A signature that the initial reviewer identifies as possessing “multiple, significant and obvious differing characteristics” from the signatures in the voter’s registration record can only be rejected if two different election officials unanimously find beyond a reasonable doubt there is a difference, according to the change in state law.

“Under current law, the Registrar/Recorder/County Clerk should have applied the reasonable doubt standard when it examined the signatures during the random sampling,” Cooley said in the letter.

Cooley said a registrar-recorder/county clerk division manager told him those responsible for conducting both the random sampling and full examination of Gascon petition signatures are using verification training materials from 2017 and not from the changes made in 2022.

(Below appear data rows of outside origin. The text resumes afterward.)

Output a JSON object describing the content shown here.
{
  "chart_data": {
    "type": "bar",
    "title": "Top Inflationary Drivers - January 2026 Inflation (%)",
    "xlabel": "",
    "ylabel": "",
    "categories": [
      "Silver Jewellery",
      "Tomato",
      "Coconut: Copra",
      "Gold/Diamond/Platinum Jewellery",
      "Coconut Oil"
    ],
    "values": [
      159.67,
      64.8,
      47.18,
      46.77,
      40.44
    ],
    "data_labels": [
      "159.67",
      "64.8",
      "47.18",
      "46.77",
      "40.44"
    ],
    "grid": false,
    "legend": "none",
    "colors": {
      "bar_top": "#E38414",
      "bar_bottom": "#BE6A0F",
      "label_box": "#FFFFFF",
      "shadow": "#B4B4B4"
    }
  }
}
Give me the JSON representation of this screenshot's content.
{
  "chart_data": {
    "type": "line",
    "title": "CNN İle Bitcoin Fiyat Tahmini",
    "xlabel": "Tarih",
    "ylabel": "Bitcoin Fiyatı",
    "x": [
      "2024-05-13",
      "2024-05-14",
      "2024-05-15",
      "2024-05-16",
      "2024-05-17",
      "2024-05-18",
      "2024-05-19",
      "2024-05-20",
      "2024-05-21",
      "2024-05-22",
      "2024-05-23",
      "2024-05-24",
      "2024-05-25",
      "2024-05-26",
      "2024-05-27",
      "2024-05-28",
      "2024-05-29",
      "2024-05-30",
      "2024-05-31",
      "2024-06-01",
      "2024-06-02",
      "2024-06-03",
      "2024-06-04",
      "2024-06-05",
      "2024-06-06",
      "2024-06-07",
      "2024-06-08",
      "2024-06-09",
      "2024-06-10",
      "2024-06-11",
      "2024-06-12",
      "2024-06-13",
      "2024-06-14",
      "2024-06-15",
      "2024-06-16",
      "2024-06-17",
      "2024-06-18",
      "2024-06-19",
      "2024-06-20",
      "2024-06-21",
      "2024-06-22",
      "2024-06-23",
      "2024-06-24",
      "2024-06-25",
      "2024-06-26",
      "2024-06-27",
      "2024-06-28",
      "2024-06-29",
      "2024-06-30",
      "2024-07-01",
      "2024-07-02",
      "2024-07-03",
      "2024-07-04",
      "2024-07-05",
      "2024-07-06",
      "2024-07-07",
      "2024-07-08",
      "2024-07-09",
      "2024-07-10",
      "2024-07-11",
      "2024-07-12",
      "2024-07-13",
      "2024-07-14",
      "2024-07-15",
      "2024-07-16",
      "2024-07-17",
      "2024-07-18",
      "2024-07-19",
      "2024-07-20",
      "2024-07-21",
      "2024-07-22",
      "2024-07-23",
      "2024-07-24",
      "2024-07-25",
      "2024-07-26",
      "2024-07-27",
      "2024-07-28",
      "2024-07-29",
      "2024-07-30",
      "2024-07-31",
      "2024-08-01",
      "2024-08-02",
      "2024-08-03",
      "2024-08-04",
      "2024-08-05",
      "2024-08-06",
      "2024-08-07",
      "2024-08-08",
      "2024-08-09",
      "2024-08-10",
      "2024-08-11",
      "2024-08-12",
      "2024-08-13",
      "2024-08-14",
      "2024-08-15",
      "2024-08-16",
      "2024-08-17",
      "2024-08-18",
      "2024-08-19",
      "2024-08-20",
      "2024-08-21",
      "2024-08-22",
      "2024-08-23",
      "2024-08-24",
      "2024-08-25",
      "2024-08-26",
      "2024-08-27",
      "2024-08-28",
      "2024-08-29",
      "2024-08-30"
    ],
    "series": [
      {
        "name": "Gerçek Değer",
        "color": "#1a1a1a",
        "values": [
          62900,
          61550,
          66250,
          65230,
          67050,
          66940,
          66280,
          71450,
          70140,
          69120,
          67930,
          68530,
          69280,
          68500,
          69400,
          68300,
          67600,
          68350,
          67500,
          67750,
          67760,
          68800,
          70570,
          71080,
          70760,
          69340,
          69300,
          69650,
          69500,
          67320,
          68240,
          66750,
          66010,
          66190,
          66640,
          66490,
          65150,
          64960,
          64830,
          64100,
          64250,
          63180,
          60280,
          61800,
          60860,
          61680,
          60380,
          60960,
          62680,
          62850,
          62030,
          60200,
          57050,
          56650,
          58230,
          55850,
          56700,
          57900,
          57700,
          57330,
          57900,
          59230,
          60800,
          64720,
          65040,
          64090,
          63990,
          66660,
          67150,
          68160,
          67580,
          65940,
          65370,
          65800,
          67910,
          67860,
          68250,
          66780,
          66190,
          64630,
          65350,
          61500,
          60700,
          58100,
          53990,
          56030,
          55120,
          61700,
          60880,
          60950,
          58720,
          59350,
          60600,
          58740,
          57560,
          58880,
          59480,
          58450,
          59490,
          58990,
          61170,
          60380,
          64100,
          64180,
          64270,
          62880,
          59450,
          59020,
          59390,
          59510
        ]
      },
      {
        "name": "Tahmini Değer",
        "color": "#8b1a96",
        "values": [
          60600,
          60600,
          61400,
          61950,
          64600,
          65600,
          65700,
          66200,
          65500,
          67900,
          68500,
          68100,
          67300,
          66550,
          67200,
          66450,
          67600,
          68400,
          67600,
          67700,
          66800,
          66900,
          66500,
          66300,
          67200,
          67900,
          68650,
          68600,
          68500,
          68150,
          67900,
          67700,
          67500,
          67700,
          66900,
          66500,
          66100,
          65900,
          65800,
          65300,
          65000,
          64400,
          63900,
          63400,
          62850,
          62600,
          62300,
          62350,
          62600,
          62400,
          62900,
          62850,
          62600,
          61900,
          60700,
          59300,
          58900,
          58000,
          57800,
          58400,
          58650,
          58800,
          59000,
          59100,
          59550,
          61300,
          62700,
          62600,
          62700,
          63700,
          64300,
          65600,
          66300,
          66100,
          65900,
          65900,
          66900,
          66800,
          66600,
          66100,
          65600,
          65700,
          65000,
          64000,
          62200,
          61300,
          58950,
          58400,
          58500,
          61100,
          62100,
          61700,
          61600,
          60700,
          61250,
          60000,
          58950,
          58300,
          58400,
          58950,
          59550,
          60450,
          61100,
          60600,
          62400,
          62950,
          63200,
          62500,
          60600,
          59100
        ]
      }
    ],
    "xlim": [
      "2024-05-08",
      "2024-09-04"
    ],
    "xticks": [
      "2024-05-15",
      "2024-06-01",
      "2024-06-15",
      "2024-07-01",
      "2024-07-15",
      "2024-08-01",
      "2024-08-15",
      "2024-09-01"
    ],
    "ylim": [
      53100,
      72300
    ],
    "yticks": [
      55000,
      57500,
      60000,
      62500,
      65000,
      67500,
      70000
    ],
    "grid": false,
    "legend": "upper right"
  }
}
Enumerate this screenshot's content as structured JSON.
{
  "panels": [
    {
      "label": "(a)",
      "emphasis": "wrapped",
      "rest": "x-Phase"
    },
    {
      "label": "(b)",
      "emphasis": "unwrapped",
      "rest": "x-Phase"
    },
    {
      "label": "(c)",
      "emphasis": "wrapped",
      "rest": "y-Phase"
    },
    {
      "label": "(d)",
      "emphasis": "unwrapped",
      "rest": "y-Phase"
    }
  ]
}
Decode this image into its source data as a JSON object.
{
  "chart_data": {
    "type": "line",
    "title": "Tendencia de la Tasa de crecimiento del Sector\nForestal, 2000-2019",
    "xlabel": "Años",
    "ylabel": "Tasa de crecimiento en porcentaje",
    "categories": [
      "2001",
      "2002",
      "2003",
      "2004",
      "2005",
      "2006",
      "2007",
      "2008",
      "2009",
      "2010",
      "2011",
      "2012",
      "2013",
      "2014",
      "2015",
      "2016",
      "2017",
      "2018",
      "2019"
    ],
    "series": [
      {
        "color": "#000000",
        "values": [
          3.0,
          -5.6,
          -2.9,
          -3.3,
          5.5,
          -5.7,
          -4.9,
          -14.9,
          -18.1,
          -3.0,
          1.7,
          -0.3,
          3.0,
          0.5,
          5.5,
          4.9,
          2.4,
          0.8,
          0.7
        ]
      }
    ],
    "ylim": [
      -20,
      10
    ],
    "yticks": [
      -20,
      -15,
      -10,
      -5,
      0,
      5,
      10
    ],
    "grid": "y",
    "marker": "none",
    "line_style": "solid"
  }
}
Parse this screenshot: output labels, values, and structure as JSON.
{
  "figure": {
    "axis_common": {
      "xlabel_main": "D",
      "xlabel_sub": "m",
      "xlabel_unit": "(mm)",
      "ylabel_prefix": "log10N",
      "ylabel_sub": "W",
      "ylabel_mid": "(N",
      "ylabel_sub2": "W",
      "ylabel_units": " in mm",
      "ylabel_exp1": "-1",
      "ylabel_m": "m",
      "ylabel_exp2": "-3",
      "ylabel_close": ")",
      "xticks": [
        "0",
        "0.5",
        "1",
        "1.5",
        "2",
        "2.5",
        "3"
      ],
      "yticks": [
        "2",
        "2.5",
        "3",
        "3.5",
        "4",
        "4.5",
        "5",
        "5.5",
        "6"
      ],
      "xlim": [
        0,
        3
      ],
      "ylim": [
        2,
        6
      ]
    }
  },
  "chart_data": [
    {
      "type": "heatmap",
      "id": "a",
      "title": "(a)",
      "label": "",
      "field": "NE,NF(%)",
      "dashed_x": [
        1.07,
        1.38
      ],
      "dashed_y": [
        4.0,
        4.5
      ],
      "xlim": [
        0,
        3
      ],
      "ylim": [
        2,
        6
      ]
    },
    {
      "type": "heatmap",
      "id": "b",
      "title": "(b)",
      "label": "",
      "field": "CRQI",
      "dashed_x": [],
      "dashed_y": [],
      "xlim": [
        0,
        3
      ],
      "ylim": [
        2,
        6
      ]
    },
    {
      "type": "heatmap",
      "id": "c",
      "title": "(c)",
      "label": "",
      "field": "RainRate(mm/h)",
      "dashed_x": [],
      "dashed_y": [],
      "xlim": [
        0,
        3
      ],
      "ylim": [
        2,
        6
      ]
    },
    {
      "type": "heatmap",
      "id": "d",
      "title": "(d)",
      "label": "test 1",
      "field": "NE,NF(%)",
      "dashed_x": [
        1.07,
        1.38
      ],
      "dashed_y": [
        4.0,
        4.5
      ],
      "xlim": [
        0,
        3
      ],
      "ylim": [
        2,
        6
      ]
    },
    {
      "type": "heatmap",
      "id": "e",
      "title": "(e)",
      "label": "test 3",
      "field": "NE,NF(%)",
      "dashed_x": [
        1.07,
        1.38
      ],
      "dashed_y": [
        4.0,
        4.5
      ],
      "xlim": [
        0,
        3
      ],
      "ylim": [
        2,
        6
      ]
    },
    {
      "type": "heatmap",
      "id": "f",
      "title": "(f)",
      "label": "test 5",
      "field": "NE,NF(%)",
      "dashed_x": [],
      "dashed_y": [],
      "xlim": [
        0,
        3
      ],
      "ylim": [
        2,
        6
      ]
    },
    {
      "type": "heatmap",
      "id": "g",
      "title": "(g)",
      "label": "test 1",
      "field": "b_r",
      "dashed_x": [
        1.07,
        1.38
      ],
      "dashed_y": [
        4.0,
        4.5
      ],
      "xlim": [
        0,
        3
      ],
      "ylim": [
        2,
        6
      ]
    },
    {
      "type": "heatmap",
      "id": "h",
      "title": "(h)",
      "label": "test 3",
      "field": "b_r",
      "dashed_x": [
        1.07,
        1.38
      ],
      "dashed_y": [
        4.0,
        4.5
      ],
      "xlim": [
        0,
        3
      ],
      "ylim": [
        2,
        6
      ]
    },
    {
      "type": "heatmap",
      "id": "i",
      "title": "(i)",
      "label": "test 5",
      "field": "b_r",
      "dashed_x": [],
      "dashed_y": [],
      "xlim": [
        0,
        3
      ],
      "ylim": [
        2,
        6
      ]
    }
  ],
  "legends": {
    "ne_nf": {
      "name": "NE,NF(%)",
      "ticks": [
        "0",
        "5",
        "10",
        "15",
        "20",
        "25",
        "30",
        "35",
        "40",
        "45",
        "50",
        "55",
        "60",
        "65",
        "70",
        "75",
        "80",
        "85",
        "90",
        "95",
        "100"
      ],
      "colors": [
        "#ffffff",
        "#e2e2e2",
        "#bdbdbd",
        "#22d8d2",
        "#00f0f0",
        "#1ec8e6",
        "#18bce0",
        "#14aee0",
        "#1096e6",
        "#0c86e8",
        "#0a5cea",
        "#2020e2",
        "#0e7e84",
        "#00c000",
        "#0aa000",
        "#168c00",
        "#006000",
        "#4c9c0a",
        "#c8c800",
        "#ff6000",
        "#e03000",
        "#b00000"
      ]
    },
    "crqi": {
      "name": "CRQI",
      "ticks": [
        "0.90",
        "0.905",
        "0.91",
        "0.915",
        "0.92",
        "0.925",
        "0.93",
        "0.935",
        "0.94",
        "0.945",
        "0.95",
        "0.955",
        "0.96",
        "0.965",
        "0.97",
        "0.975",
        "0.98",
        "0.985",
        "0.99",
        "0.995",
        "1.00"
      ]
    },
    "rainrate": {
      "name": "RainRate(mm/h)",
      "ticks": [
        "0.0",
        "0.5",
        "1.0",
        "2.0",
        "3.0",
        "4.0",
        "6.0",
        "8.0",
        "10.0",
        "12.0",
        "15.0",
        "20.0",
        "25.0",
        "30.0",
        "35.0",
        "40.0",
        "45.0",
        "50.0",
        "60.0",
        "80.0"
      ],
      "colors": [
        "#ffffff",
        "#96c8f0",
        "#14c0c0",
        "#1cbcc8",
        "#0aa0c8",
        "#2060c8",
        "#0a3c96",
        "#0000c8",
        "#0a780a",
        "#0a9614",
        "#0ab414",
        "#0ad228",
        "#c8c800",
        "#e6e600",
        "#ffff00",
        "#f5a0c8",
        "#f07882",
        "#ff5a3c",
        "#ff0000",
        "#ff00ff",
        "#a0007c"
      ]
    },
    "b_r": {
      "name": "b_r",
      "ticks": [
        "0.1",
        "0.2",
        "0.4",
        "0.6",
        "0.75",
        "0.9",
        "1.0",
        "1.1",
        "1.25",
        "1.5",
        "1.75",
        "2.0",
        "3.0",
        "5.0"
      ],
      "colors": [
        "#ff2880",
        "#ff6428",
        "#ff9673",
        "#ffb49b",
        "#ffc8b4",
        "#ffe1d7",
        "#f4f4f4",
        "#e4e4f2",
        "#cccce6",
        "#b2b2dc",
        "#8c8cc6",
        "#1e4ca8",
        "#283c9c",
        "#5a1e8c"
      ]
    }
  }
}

Cooley also said election officials have not responded to a public records request asking for quality control measures implemented by the county to detect errors for bias or corruption during the signature verification process.  The county also has rejected the recall committee’s request to have observers view the vote counting.

Previous recall attempt

An initial attempt to recall Gascón fizzled in early 2021, when organizers were apparently hampered by the rapid spread of COVID-19. The campaign renewed its efforts in October and was bolstered by endorsements from several unlikely, high-profile supporters, such as former Los Angeles Police Chief Charlie Beck and county Supervisor Kathryn Barger.

The Prosecutors Alliance of California, comprised of a consortium of progressive attorneys, has steadfastly opposed removing Gascón, saying the recall campaign, which has generated nearly $8 million in contributions, is being bankrolled by “fringe conservatives.”

Gascón, who took office in December 2020, has issued numerous directives that his critics maintain are friendly to criminal defendants. Among the most controversial are the elimination of cash bail and sentence enhancements and an end to the prosecution of juveniles in the adult court system, regardless of the seriousness of the crime. However, he has since retreated from some of those policies.

Some prosecutors also contend Gascón has a cozy relationship with the Los Angeles County Public Defender’s Office, noting that he has hired several defense attorneys from that office for prestigious, high-paying jobs in his administration. Critics have described many of his top aides as political operatives who are unqualified for the positions they hold.